Well, another week or so of the holiday daze to get through! So let’s play a game! No, not baseball! If you could invite a handful of authors to your workplace, both to entertain your readers and to help you out with your end-of-year work chores, which authors, whom you read in 2006, would you pick?
Okay, I’ll start. I would pick Georgina Kleege (Blind Rage: Letters to Helen Keller. Gallaudet Univ. Press) for her perceptivity, her strength, and her skill at newly presenting a popular subject to us. I would pick Ruth Scurr (Fatal Purity: Robespierre and the French Revolution. Metropolitan: Holt) because she’d clearly be able to handle the most irascible of library visitors with grace and skill. I would pick Rich Cohen (Sweet and Low: A Family Story. FSG) for his ability to juggle a bunch of non-fiction plots with authenticity, humor, and self-knowledge.
Just the three of them for now. I have to get back to reading some files here. But I’ll be around, so send me your own thoughts! The distance from your library to this Library Journal blog is just a few keystrokes! Cheers! Â
December 15, 2006
Yesterday morning, I came across a gem of a post on good ole Publib. “Off the Beat” told of the Madison (WI) P.L.’s list of recommended reads by the local police officers, and heavy-hitting history rules the precincts—e.g., Eloise Engel and Lauri Paananen’s The Winter War: The Russo Finnish Conflict, 1939-40 and Doris Kearns Goodwin’s No Ordinary Time: Franklin and Eleanor Roosevelt, the Home Front in World War II. That same poster mentioned that mysteries happen to be very popular with prison patrons. (A Google search I did located an August 2005 story in the China Daily newspaper about the favorite reads of Guantanamo detainees. According to the unidentified prison librarian, Harry Potter was tops, and right on his heels was Agatha Christie.)

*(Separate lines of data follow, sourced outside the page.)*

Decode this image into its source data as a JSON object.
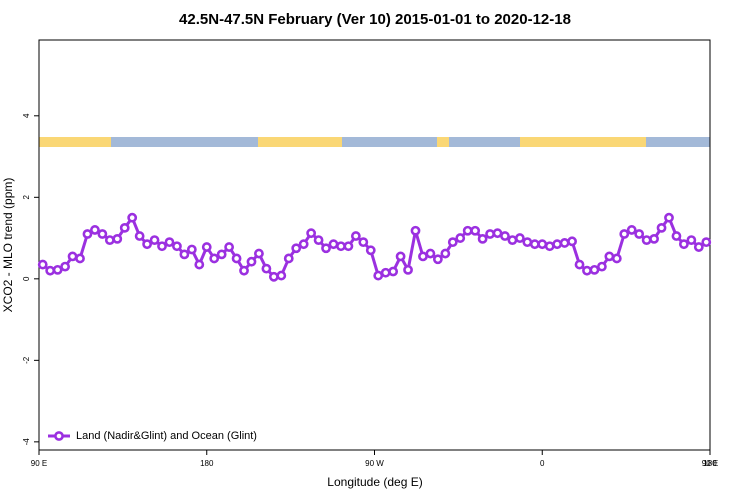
{
  "chart_data": {
    "type": "line",
    "title": "42.5N-47.5N February (Ver 10)   2015-01-01 to 2020-12-18",
    "xlabel": "Longitude (deg E)",
    "ylabel": "XCO2 - MLO trend (ppm)",
    "legend": "bottom-left",
    "x": [
      92,
      96,
      100,
      104,
      108,
      112,
      116,
      120,
      124,
      128,
      132,
      136,
      140,
      144,
      148,
      152,
      156,
      160,
      164,
      168,
      172,
      176,
      180,
      184,
      188,
      192,
      196,
      200,
      204,
      208,
      212,
      216,
      220,
      224,
      228,
      232,
      236,
      240,
      244,
      248,
      252,
      256,
      260,
      264,
      268,
      272,
      276,
      280,
      284,
      288,
      292,
      296,
      300,
      304,
      308,
      312,
      316,
      320,
      324,
      328,
      332,
      336,
      340,
      344,
      348,
      352,
      356,
      360,
      364,
      368,
      372,
      376,
      380,
      384,
      388,
      392,
      396,
      400,
      404,
      408,
      412,
      416,
      420,
      424,
      428,
      432,
      436,
      440,
      444,
      448
    ],
    "series": [
      {
        "name": "Land (Nadir&Glint) and Ocean (Glint)",
        "color": "#9b30e0",
        "values": [
          0.35,
          0.2,
          0.22,
          0.3,
          0.55,
          0.5,
          1.1,
          1.2,
          1.1,
          0.95,
          0.98,
          1.25,
          1.5,
          1.05,
          0.85,
          0.95,
          0.8,
          0.9,
          0.8,
          0.6,
          0.72,
          0.35,
          0.78,
          0.5,
          0.6,
          0.78,
          0.5,
          0.2,
          0.42,
          0.62,
          0.25,
          0.05,
          0.08,
          0.5,
          0.75,
          0.85,
          1.12,
          0.95,
          0.75,
          0.85,
          0.8,
          0.8,
          1.05,
          0.9,
          0.7,
          0.08,
          0.15,
          0.18,
          0.55,
          0.22,
          1.18,
          0.55,
          0.62,
          0.48,
          0.62,
          0.9,
          1.0,
          1.18,
          1.18,
          0.98,
          1.1,
          1.12,
          1.05,
          0.95,
          1.0,
          0.9,
          0.85,
          0.85,
          0.8,
          0.85,
          0.88,
          0.92,
          0.35,
          0.2,
          0.22,
          0.3,
          0.55,
          0.5,
          1.1,
          1.2,
          1.1,
          0.95,
          0.98,
          1.25,
          1.5,
          1.05,
          0.85,
          0.95,
          0.78,
          0.9
        ]
      }
    ],
    "xlim": [
      90,
      450
    ],
    "xticks": [
      {
        "value": 90,
        "label": "90 E"
      },
      180,
      {
        "value": 270,
        "label": "90 W"
      },
      {
        "value": 360,
        "label": "0"
      },
      {
        "value": 450,
        "label": "90 E"
      },
      {
        "value": 540,
        "label": "180"
      }
    ],
    "ylim": [
      -4.2,
      5.86
    ],
    "yticks": [
      -4,
      -2,
      0,
      2,
      4
    ]
  }
}
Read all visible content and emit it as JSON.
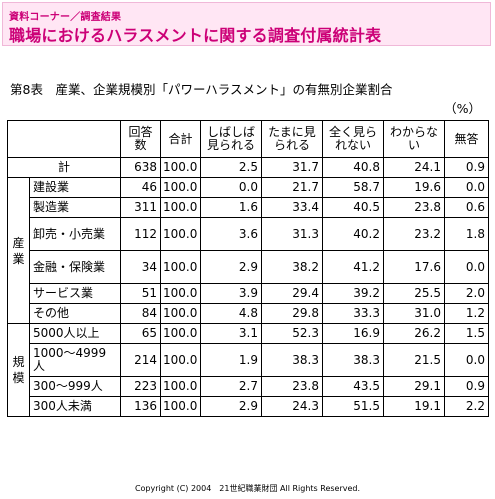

In all seriousness, I’d like to see prison patrons’ top picks in the genre because I am fascinated by the genre’s appeal across populations (according to our 2006 Book Buying Survey, “[I]n genre, mystery still reigns supreme”—and demand keeps on keeping on). Just from reading LJ’s Mystery column, I do know that mysteries often involve convicts, so perhaps prison patrons are curious how they’re being portrayed in fiction: Do they come across as three-dimensional? Are they ever heroes? Or maybe it’s simpler than that, and they just want to be transported and entertained.
I’ve never been a big mystery reader, although I love the idea of a character dissecting a crime in between brushes with mortality. Long story short, I’m ready for some leads, and prison librarians and/or their probably discerning customers seem like the go-to audience.